Pactes Dutreil : est-il encore possible de réaliser un FBO en cours d’engagement collectif ?

DesbuquoisJean-François Desbuquois
Avocat associé
Directeur-Adjoint du Département Droit du Patrimoine
FIDAL
Intervenant à la formation « Pactes Dutreil » du 21 mars 2013 à Paris

La pratique désigne sous les termes « Family Buy Out » un schéma de transmission familiale d’entreprise qui s’est développé ces dernières années à l’instigation du législateur.

Les parents, propriétaires de la société à transmettre, concluent un pacte Dutreil sur leurs parts ou actions, puis procèdent à une donation-partage aux termes de laquelle ils attribuent les titres à l’enfant repreneur, ce dernier s’engageant à verser dans un délai, bref si possible, une contrepartie financière (appelée « soulte ») à ses frères et sœurs pour les dédommager à due concurrence.

L’enfant repreneur constitue alors une société holding imposable à l’IS à laquelle il apporte les titres reçus dans la donation et lui transfère la charge de payer les soultes.

Enfin, la holding acquitte les soultes en souscrivant un emprunt bancaire, qu’elle remboursera ultérieurement par des remontées de dividendes de sa filiale en régime mère-fille.

L’opération s’apparente donc à un LBO réalisé dans un cadre familial.

À l’occasion de la loi de finances pour 2009, le législateur avait aménagé le régime des pactes Dutreil pour favoriser ce type de transmission.

Toutefois, la rédaction de l’article 787 B-f qui réglemente cette opération, était approximative puisqu’elle ne l’autorisait, expressis verbis, que pendant la phase de l’engagement individuel de conservation (celui que prend l’héritier à titre personnel de conserver les titres donnés pendant quatre ans).

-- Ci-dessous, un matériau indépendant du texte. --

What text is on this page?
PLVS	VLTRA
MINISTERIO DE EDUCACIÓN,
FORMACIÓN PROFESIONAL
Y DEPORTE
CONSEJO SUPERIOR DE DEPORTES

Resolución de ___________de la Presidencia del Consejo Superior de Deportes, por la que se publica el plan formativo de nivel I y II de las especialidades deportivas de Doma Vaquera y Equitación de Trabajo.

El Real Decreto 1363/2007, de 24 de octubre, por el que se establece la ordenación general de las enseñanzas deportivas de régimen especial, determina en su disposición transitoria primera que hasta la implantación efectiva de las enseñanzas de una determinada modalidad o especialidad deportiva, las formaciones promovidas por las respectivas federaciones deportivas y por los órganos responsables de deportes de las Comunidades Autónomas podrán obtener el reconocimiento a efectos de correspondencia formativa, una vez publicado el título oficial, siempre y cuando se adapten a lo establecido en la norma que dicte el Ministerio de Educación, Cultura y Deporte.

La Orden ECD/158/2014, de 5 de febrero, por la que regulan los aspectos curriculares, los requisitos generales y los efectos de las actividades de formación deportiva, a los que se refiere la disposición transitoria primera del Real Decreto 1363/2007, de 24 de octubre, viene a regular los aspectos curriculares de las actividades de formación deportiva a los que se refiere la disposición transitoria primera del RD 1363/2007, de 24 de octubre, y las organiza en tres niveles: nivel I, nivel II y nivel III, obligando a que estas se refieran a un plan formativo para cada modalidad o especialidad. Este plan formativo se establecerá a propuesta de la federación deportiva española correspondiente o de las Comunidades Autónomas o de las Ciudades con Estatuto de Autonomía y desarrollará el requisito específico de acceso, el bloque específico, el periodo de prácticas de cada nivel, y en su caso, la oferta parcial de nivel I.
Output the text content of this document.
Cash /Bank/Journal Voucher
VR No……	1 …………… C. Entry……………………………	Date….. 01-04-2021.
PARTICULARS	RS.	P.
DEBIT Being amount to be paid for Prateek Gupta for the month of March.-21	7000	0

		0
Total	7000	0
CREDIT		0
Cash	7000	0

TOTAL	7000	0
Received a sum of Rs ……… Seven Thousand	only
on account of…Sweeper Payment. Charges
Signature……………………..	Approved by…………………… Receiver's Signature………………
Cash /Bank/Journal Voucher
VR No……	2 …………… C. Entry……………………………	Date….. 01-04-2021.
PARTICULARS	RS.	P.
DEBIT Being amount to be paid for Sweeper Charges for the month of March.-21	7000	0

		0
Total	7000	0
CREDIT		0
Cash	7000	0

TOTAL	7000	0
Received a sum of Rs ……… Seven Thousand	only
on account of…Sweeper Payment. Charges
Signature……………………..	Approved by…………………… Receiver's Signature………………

Mais elle avait omis de la permettre expressément pendant la phase de l’engagement collectif de deux ans qui précède et au cours duquel a lieu la donation.

Pour résoudre cette difficulté, la pratique avait trouvé une solution  consistant à créer une holding, répondant aux exigences de l’article 787 B-f, de façon un peu anticipée et à la faire adhérer à l’engagement collectif lors de sa conclusion.

Ainsi dès la donation-partage réalisée, l’apport par l’enfant repreneur pouvait être réalisé au profit de la holding signataire, au titre du principe de liberté de circulation des titres engagés entre les signataires d’un même engagement collectif, prévu tant par l’article 787 B du CGI que par la doctrine administrative.

L’instruction du 9 mars 2012 (Inst. 7 G-3-12 n° 89) confirmait d’ailleurs cette possibilité. Sous le titre « Apports en cours d’engagements collectifs »,  elle indiquait: « il est admis que le régime de faveur n’est pas remis en cause dans l’hypothèse où l’un des signataires apporte des titres à un autre signataire de l’engagement collectif ».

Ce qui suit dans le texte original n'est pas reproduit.